16. Type/encoding coercion gap. The framework does not attempt to prove the semantic safety of type, encoding, or format coercions that preserve structural compatibility while changing meaning — for example, float() hiding precision loss, lossy datetime parsing, enum-to-string coercion, or normalisation steps that collapse distinct external representations into a single internal value. This gap is called out in §3 and explicitly left as a non-goal in §4 because coercion safety is domain-specific and often undecidable from syntax alone. The residual risk is silent semantic corruption of tier-classified data even when boundary declarations, taint propagation, and pattern rules all pass. Compensating controls: boundary-contract review that names coercion-sensitive fields, domain-specific validators, targeted corpus specimens in bindings that choose to model common coercion hazards, and explicit governance acknowledgement that some semantic losses remain outside framework scope.

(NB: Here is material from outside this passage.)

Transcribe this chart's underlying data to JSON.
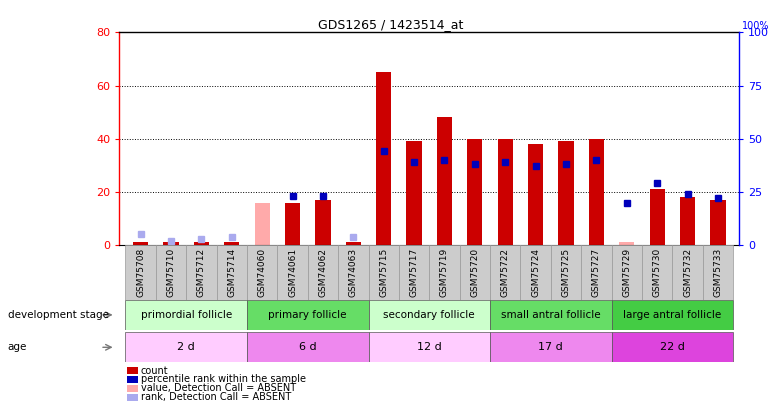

17. Polyglot/projection coherence drift. Polyglot deployments rely on a shared manifest (§14) while allowing per-binding canonical forms, per-binding fingerprint baselines, and different implementation depths across scanners. This creates two related residual risks. First, bindings may make inconsistent practical decisions about the same shared policy surface — for example, one binding may treat a shared database artefact as effectively Tier 2 in code generation and governance workflows while another enforces it as Tier 3, even when the logical manifest identifier is the same. Second, pre-generation context projection (§9.5) may be stale relative to the current manifest or derived taint state: the declaration can be correct, but the projection delivered to an LLM may reflect a previous commit or analysis run and therefore steer generation toward code that is compliant with yesterday's policy rather than today's. The wardline.projectionCurrency property and shared manifest identifiers reduce this risk, but they do not eliminate it. Compensating controls: per-binding review of shared manifest interpretations, explicit cross-binding governance for shared resources, projection currency tracking and staleness checks, and treating stale or cross-binding-divergent projections as advisory context that requires human review rather than trusted policy truth.